Como já referimos, esta decisão tem implicações a vários níveis, esperando-se que este seja um passo de muitos passos em direção a um sistema estruturado e ágil que afaste do horizonte os “interesses de confraria” a que já aludimos, os quais perante um caso concreto, são suscetíveis de gerar consequências bastante nefastas, pois constituem entraves à “mobilização, coordenação e cooperação de todas as estruturas nacionais com responsabilidade direta e indireta no domínio do combate à ameaça terrorista.

Não podemos negar que os tempos mudaram. As forças e serviços de segurança têm que prevenir e a reagir a um quadro de ameaças com contornos distintos daqueles que predominaram até há algum tempo atrás. Como tal, os meios (legais e tecnológicos) de que dispõem para lhes fazer face e o “modus faciendi, tanto em termos de prevenção, como de reação, têm de acompanhar esta evolução de forma constante, sob pena de caírem na inoperacionalidade e no descrédito perante os cidadãos e entre os seus pares.

Daí que seja inevitável as cedências (não a sua alienação) nalguns direitos (v.g. direito à privacidade) para que possamos viver de forma segura e tranquila, livres de ameaças ou agressões, como defende André Inácio num “regime de exceção” devidamente fiscalizado, sem cair nalguns extremismos a que nos pode conduzir o “Direito Penal do Inimigo“.

O extremismo poderá é surgir da não adoção atempada de algumas medidas.

Sousa dos Santos

_______________________

[1] TEIXEIRA, Nuno Severiano, Coord.
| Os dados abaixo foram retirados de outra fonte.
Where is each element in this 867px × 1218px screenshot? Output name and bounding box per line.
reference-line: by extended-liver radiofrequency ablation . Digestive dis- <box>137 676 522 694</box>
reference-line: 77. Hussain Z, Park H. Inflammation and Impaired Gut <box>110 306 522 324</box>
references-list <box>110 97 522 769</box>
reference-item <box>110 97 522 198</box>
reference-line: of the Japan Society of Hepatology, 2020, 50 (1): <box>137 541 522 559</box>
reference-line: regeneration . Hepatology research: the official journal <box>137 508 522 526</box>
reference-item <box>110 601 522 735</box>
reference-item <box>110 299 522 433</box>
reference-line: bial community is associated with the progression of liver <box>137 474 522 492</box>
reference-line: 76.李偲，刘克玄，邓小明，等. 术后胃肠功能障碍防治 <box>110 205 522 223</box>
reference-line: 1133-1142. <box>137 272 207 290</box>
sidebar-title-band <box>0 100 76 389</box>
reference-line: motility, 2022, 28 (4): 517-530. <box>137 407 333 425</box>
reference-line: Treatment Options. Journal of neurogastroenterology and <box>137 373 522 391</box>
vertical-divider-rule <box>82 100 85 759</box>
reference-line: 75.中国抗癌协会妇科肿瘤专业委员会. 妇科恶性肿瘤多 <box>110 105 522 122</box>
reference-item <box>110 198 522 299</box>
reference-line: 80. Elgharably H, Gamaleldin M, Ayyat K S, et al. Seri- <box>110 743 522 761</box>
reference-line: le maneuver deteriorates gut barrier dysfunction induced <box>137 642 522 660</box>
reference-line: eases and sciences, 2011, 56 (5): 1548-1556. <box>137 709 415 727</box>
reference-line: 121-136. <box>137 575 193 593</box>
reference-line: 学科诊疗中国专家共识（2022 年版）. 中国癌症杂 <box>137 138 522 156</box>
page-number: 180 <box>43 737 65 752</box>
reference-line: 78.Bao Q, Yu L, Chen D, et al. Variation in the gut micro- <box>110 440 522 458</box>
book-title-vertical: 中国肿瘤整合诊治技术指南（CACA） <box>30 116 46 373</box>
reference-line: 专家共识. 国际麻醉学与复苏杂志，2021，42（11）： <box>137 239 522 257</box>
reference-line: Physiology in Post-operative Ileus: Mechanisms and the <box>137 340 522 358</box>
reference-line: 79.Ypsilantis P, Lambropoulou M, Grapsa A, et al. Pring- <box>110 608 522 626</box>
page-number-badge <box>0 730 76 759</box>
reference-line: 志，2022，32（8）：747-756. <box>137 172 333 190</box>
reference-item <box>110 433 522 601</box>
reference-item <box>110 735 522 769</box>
Estudo para a Reforma do Modelo de Organização do Sistema de Segurança Interna, IPRI, Lisboa, 2006, p. 32.

[2] Artº 27º nº 1 da CRP.

[3] Artº 272º nº 1 da CRP.

[4] CANOTILHO, Gomes e MOREIRA, Vital, Constituição da República Portuguesa Anotada, 4ª Edição, Coimbra Editora, Coimbra, 2007, p. 485 s.

[5] Idem

[6] Idem

[7] BECK, Ulrich, Sociedade de Risco Mundial, Edições 70, Lisboa, 2015.

[8]  Que Futuro? Ciência, Tecnologia, Desenvolvimento e Ambiente; Gradiva, Lisboa, 2007, p. 406

 [9] JAKOBS, Günter e MELIÁ, Manuel Cancio, Derecho Penal del Inimigo, Cuadernos Civitas, Madrid 2009, e SERRA, Hélène Marine Fernandes, O Direito Penal do Inimigo: Reconfiguração do Estado de Direito?, Porto 2011.